We’ve not been good as we might have been in Scotland at capturing the detail and outcomes of treatment episodes across both drug and alcohol interventions, though that’s about to improve with the introduction of a new monitoring system here.
We still have a strong network of addiction specialists working in the NHS in Scotland while this seems to have been eroded in England and many commentators have highlighted reduced funding south of the border. Having said that, comparisons are difficult and of course we have a much higher drug-related death rate in Scotland.

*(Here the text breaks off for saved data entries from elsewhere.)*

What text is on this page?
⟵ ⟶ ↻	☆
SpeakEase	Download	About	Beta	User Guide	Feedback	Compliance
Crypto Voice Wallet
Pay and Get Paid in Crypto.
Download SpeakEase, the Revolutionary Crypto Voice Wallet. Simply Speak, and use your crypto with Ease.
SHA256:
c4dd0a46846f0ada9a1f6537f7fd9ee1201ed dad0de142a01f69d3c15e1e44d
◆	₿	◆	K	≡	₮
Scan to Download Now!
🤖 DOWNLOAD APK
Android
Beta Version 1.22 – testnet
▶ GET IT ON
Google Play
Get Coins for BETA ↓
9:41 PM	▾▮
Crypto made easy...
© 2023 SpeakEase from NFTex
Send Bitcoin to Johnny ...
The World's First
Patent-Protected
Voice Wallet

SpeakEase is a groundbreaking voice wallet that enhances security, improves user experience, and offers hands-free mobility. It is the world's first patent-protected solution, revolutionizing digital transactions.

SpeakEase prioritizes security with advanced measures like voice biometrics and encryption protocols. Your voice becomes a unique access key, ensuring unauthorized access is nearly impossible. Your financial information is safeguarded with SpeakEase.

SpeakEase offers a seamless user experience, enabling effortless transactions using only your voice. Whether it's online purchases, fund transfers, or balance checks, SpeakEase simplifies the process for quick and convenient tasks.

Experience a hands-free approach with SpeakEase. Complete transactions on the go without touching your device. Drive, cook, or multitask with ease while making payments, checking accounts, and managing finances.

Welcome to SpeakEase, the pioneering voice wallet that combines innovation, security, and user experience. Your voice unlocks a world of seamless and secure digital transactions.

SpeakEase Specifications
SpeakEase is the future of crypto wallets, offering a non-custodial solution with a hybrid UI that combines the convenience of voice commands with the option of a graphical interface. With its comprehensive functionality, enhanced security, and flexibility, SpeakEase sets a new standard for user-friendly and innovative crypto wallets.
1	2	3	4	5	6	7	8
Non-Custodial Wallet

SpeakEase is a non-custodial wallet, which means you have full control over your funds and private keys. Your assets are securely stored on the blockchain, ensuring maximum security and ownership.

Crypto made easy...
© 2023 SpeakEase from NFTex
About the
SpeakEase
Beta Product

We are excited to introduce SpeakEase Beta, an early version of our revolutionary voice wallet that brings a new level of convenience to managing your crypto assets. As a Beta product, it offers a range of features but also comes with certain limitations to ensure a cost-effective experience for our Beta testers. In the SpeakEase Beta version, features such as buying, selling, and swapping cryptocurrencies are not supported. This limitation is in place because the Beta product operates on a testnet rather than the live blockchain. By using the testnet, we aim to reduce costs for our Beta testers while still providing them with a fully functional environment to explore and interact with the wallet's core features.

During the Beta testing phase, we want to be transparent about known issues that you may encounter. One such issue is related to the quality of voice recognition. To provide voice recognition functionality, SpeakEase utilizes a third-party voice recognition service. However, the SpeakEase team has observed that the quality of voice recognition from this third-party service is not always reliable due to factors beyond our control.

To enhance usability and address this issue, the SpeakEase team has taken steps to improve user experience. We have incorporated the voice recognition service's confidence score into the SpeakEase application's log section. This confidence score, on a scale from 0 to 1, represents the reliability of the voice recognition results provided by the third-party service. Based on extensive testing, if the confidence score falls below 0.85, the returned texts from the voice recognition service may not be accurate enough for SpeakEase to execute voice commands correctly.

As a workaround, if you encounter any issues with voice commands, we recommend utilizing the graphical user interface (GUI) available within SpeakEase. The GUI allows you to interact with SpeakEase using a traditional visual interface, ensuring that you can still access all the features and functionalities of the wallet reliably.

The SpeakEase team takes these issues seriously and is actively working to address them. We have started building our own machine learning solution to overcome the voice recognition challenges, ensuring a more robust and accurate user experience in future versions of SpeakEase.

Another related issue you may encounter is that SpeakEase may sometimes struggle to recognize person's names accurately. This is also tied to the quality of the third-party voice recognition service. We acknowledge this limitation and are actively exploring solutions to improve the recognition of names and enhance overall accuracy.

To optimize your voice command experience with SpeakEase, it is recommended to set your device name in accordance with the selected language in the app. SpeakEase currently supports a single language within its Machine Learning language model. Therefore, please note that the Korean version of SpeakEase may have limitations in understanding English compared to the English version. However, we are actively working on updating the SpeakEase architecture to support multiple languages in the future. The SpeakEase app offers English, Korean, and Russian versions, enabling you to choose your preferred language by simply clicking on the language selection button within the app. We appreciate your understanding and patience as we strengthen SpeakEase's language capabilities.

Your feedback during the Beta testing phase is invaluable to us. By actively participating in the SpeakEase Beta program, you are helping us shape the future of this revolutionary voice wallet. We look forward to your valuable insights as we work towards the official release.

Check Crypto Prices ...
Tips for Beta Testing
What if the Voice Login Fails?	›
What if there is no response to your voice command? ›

So, what’s going on in England? The numbers entering treatment are pretty steady compared to last year, at over 132,000, more than half for opiate use disorder. There was evidence over time of a stabilisation of the numbers of people entering treatment after past falls. Sadly, there was a 6% increase in deaths of opiate users in treatment since the previous year. Overall, the number of people in treatment totalled over 270,000.
After opioids, the next biggest group was those seeking help for alcohol use disorder (28%). People seeking help for cocaine (powder and crack) was up, which continues a trend, with crack problem presentations increasing much faster than powder cocaine. Problematic ketamine use seems to be up too, increasing 19% in a year, though the numbers are still small.

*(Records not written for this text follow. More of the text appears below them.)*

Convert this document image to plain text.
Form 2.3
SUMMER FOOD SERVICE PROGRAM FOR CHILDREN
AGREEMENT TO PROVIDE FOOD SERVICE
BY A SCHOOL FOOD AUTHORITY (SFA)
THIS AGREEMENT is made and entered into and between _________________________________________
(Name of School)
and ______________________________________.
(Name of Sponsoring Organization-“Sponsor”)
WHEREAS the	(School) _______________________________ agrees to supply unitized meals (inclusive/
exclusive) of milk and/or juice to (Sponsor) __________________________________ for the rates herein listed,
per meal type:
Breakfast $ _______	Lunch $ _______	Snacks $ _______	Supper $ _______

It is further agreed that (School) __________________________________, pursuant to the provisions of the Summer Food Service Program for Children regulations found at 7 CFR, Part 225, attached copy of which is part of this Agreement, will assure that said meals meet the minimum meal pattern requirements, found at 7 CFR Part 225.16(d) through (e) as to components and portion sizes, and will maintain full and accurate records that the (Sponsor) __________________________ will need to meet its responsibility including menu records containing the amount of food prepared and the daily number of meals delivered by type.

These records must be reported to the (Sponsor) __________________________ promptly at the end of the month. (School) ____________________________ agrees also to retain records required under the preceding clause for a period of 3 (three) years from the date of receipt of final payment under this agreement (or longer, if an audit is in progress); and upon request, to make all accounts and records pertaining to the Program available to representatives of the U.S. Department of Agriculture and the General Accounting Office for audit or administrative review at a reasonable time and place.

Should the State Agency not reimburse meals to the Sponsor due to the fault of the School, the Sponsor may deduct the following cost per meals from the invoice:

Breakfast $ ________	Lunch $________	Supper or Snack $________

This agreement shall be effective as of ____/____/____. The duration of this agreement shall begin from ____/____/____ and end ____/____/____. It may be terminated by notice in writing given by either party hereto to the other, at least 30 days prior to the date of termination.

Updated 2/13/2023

Of the 118,000 people who left treatment, it is reported that almost half left ‘having successfully completed their treatment, free from dependence’. That suggests that a lot of people met their treatment goals and is encouraging.
Here’s something interesting – 58% of those starting treatment were smokers. That’s much lower than I expected, though still about three to four times the rate in the general population. Sadly, given that 50% of smokers will die of causes relating to that addiction, only 3% were offered interventions to quit.
According to the European Monitoring Centre for Drugs and Drug Addiction’s 2014 report on Residential Treatment, 11% of total treatment episodes on average across 20 European countries are for residential treatment. In Scotland in 2019-20, we estimate it was roughly 4-5% percent. In England, according to PHE it is 2%. This is down 41% over five years.
Of those clients/patients leaving treatment, a third of patients left without completing. For those in the opiate group who left, almost three quarters left without successful completion, which is alarming given the risks around relapse.
For comparison, 59% of the alcohol-only group successfully completed. It would be good to understand what factors are influencing the high drop out rate and what we need to do to get better at holding on to people in the treatment system.
On page 37 of the UK Government’s 2017 Drug Strategy there is a commitment:
We will support local partners to measure outcomes from key processes which promote recovery, including: the proportion of clients facilitated to access mutual aid or peer support.UK Government
I was looking to see how many of the new treatment episodes captured this statistic – the proportion of clients who got plugged in to mutual aid. I couldn’t find a single mention of mutual aid or peer support in the report. That’s something missing which could also be used as a proxy measure of quality for services.
As I’ve been writing I’ve challenged myself on my own practice in each of these areas and I’ve thought about what these statistics might have to teach us in Scotland. I’d like us to do better here too with retention in treatment, smoking cessation, connection to mutual aid/peer support and better access to residential rehab.
I hope you’ll agree, there’s not too much to argue with there.